ABBEVILLE – Tammy Evans has a better idea of where to turn for help with food, utilities and other necessities thanks to Brian Duhaime, a Troy University community counseling graduate student from Enterprise. Duhaime and his Dothan Campus classmates recently spent two days at the WestPoint Stevens plant in Abbeville offering advice and referrals to workers, who will be displaced when the plant closes its doors later this year.
Students in TROY’s crisis response management and vocational counseling classes met one-on-one with the textile workers to discuss their options. The students volunteered in conjunction with the Henry County Family Service Center and Living Waters, a non-profit, faith-based counseling provider.

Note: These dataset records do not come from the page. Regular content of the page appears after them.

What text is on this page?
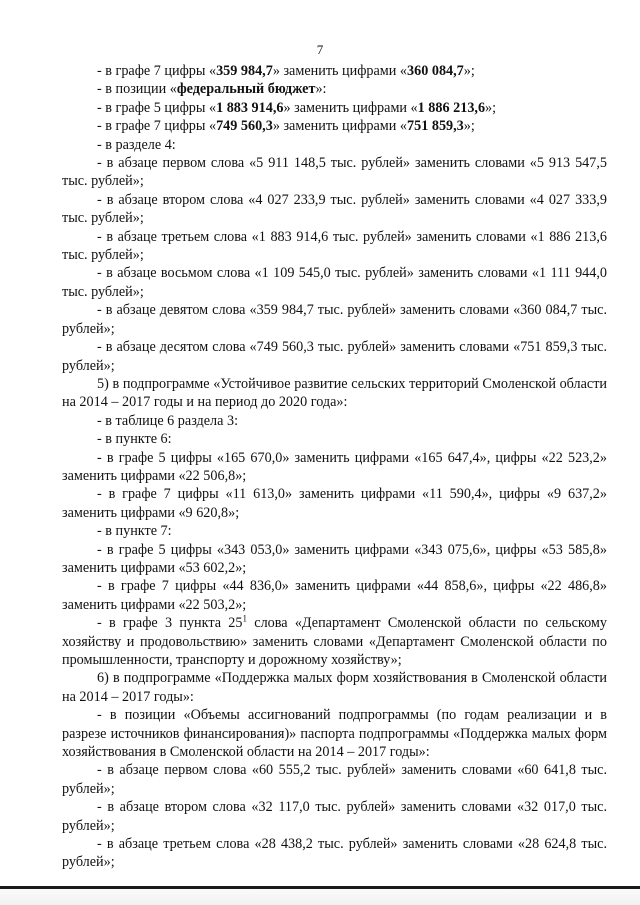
7

- в графе 7 цифры «359 984,7» заменить цифрами «360 084,7»;

- в позиции «федеральный бюджет»:

- в графе 5 цифры «1 883 914,6» заменить цифрами «1 886 213,6»;

- в графе 7 цифры «749 560,3» заменить цифрами «751 859,3»;

- в разделе 4:

- в абзаце первом слова «5 911 148,5 тыс. рублей» заменить словами «5 913 547,5 тыс. рублей»;

- в абзаце втором слова «4 027 233,9 тыс. рублей» заменить словами «4 027 333,9 тыс. рублей»;

- в абзаце третьем слова «1 883 914,6 тыс. рублей» заменить словами «1 886 213,6 тыс. рублей»;

- в абзаце восьмом слова «1 109 545,0 тыс. рублей» заменить словами «1 111 944,0 тыс. рублей»;

- в абзаце девятом слова «359 984,7 тыс. рублей» заменить словами «360 084,7 тыс. рублей»;

- в абзаце десятом слова «749 560,3 тыс. рублей» заменить словами «751 859,3 тыс. рублей»;

5) в подпрограмме «Устойчивое развитие сельских территорий Смоленской области на 2014 – 2017 годы и на период до 2020 года»:

- в таблице 6 раздела 3:

- в пункте 6:

- в графе 5 цифры «165 670,0» заменить цифрами «165 647,4», цифры «22 523,2» заменить цифрами «22 506,8»;

- в графе 7 цифры «11 613,0» заменить цифрами «11 590,4», цифры «9 637,2» заменить цифрами «9 620,8»;

- в пункте 7:

- в графе 5 цифры «343 053,0» заменить цифрами «343 075,6», цифры «53 585,8» заменить цифрами «53 602,2»;

- в графе 7 цифры «44 836,0» заменить цифрами «44 858,6», цифры «22 486,8» заменить цифрами «22 503,2»;

- в графе 3 пункта $25^1$ слова «Департамент Смоленской области по сельскому хозяйству и продовольствию» заменить словами «Департамент Смоленской области по промышленности, транспорту и дорожному хозяйству»;

6) в подпрограмме «Поддержка малых форм хозяйствования в Смоленской области на 2014 – 2017 годы»:

- в позиции «Объемы ассигнований подпрограммы (по годам реализации и в разрезе источников финансирования)» паспорта подпрограммы «Поддержка малых форм хозяйствования в Смоленской области на 2014 – 2017 годы»:

- в абзаце первом слова «60 555,2 тыс. рублей» заменить словами «60 641,8 тыс. рублей»;

- в абзаце втором слова «32 117,0 тыс. рублей» заменить словами «32 017,0 тыс. рублей»;

- в абзаце третьем слова «28 438,2 тыс. рублей» заменить словами «28 624,8 тыс. рублей»;
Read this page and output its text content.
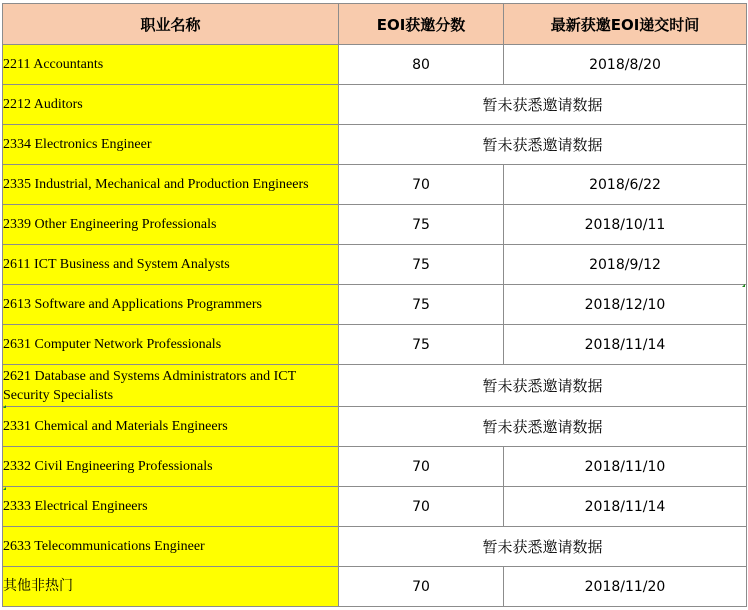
职业名称	EOI获邀分数	最新获邀EOI递交时间
2211 Accountants	80	2018/8/20
2212 Auditors	暂未获悉邀请数据	
2334 Electronics Engineer	暂未获悉邀请数据	
2335 Industrial, Mechanical and Production Engineers	70	2018/6/22
2339 Other Engineering Professionals	75	2018/10/11
2611 ICT Business and System Analysts	75	2018/9/12
2613 Software and Applications Programmers	75	2018/12/10
2631 Computer Network Professionals	75	2018/11/14
2621 Database and Systems Administrators and ICT Security Specialists	暂未获悉邀请数据	
2331 Chemical and Materials Engineers	暂未获悉邀请数据	
2332 Civil Engineering Professionals	70	2018/11/10
2333 Electrical Engineers	70	2018/11/14
2633 Telecommunications Engineer	暂未获悉邀请数据	
其他非热门	70	2018/11/20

TROY school counseling major Lisa Tolar of Dothan helped to organize the effort.
“We are here to let people know about the resources available and that the community wants to help,” Tolar said. “We want them to know they are not alone.”
Evans was grateful for the free advice. Her husband, Fred, will also lose his job. They have two small children at home.

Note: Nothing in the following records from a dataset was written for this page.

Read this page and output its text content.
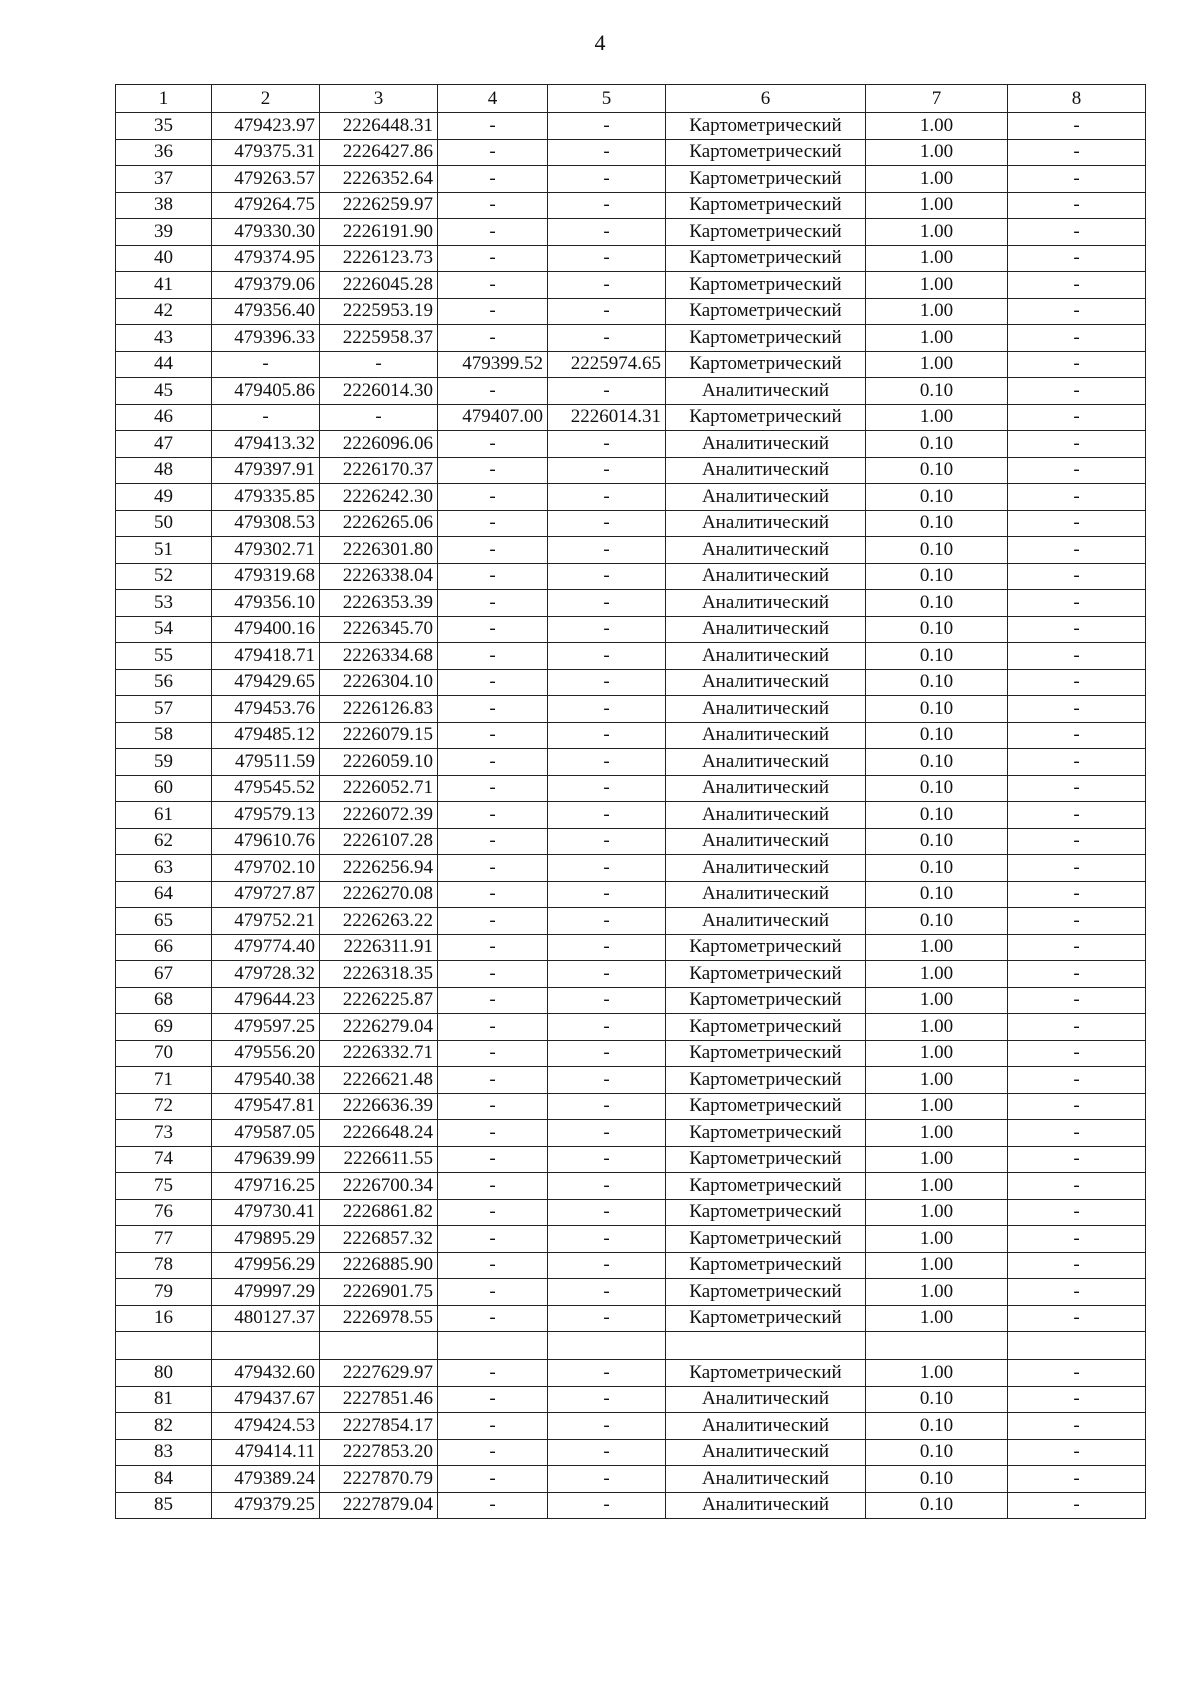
4
1	2	3	4	5	6	7	8
35	479423.97	2226448.31	-	-	Картометрический	1.00	-
36	479375.31	2226427.86	-	-	Картометрический	1.00	-
37	479263.57	2226352.64	-	-	Картометрический	1.00	-
38	479264.75	2226259.97	-	-	Картометрический	1.00	-
39	479330.30	2226191.90	-	-	Картометрический	1.00	-
40	479374.95	2226123.73	-	-	Картометрический	1.00	-
41	479379.06	2226045.28	-	-	Картометрический	1.00	-
42	479356.40	2225953.19	-	-	Картометрический	1.00	-
43	479396.33	2225958.37	-	-	Картометрический	1.00	-
44	-	-	479399.52	2225974.65	Картометрический	1.00	-
45	479405.86	2226014.30	-	-	Аналитический	0.10	-
46	-	-	479407.00	2226014.31	Картометрический	1.00	-
47	479413.32	2226096.06	-	-	Аналитический	0.10	-
48	479397.91	2226170.37	-	-	Аналитический	0.10	-
49	479335.85	2226242.30	-	-	Аналитический	0.10	-
50	479308.53	2226265.06	-	-	Аналитический	0.10	-
51	479302.71	2226301.80	-	-	Аналитический	0.10	-
52	479319.68	2226338.04	-	-	Аналитический	0.10	-
53	479356.10	2226353.39	-	-	Аналитический	0.10	-
54	479400.16	2226345.70	-	-	Аналитический	0.10	-
55	479418.71	2226334.68	-	-	Аналитический	0.10	-
56	479429.65	2226304.10	-	-	Аналитический	0.10	-
57	479453.76	2226126.83	-	-	Аналитический	0.10	-
58	479485.12	2226079.15	-	-	Аналитический	0.10	-
59	479511.59	2226059.10	-	-	Аналитический	0.10	-
60	479545.52	2226052.71	-	-	Аналитический	0.10	-
61	479579.13	2226072.39	-	-	Аналитический	0.10	-
62	479610.76	2226107.28	-	-	Аналитический	0.10	-
63	479702.10	2226256.94	-	-	Аналитический	0.10	-
64	479727.87	2226270.08	-	-	Аналитический	0.10	-
65	479752.21	2226263.22	-	-	Аналитический	0.10	-
66	479774.40	2226311.91	-	-	Картометрический	1.00	-
67	479728.32	2226318.35	-	-	Картометрический	1.00	-
68	479644.23	2226225.87	-	-	Картометрический	1.00	-
69	479597.25	2226279.04	-	-	Картометрический	1.00	-
70	479556.20	2226332.71	-	-	Картометрический	1.00	-
71	479540.38	2226621.48	-	-	Картометрический	1.00	-
72	479547.81	2226636.39	-	-	Картометрический	1.00	-
73	479587.05	2226648.24	-	-	Картометрический	1.00	-
74	479639.99	2226611.55	-	-	Картометрический	1.00	-
75	479716.25	2226700.34	-	-	Картометрический	1.00	-
76	479730.41	2226861.82	-	-	Картометрический	1.00	-
77	479895.29	2226857.32	-	-	Картометрический	1.00	-
78	479956.29	2226885.90	-	-	Картометрический	1.00	-
79	479997.29	2226901.75	-	-	Картометрический	1.00	-
16	480127.37	2226978.55	-	-	Картометрический	1.00	-

80	479432.60	2227629.97	-	-	Картометрический	1.00	-
81	479437.67	2227851.46	-	-	Аналитический	0.10	-
82	479424.53	2227854.17	-	-	Аналитический	0.10	-
83	479414.11	2227853.20	-	-	Аналитический	0.10	-
84	479389.24	2227870.79	-	-	Аналитический	0.10	-
85	479379.25	2227879.04	-	-	Аналитический	0.10	-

“This really helped me,” Evans said. “We are having trouble with our bills. It is sending me in the right direction.”
School counseling major Ruthie Boykin of Ozark said the opportunity to use what she has learned in the classroom will make her a better counselor.
“I am learning how to listen,” Boykin emphasized.
Troy University offers master’s degrees in counseling and psychology with concentrations in community, corrections, rehabilitation, substance abuse and school counseling, in addition to school psychometry. Education specialist degrees in school counseling and school psychology are also available.
Over a two-day period, the students met with 150 employees of the mill. Dr. Ginger Mayer, interim counseling and psychology department chair, said volunteering helps the future counselors develop empathy, while they refine their intake and referral skills.
“They have done a really good job.” Mayer said. “The people here have been complementing us on the caring attitude and the professionalism of our students.”
As the roar of spinning machines drifted into the conference room, community counseling major Beth Gunter of Daleville offered hope to Verna Brown, a 34-year veteran of the plant.
“It is very helpful,” Brown said. “It is encouraging that somebody cares about what is going on. It makes you feel a little better.”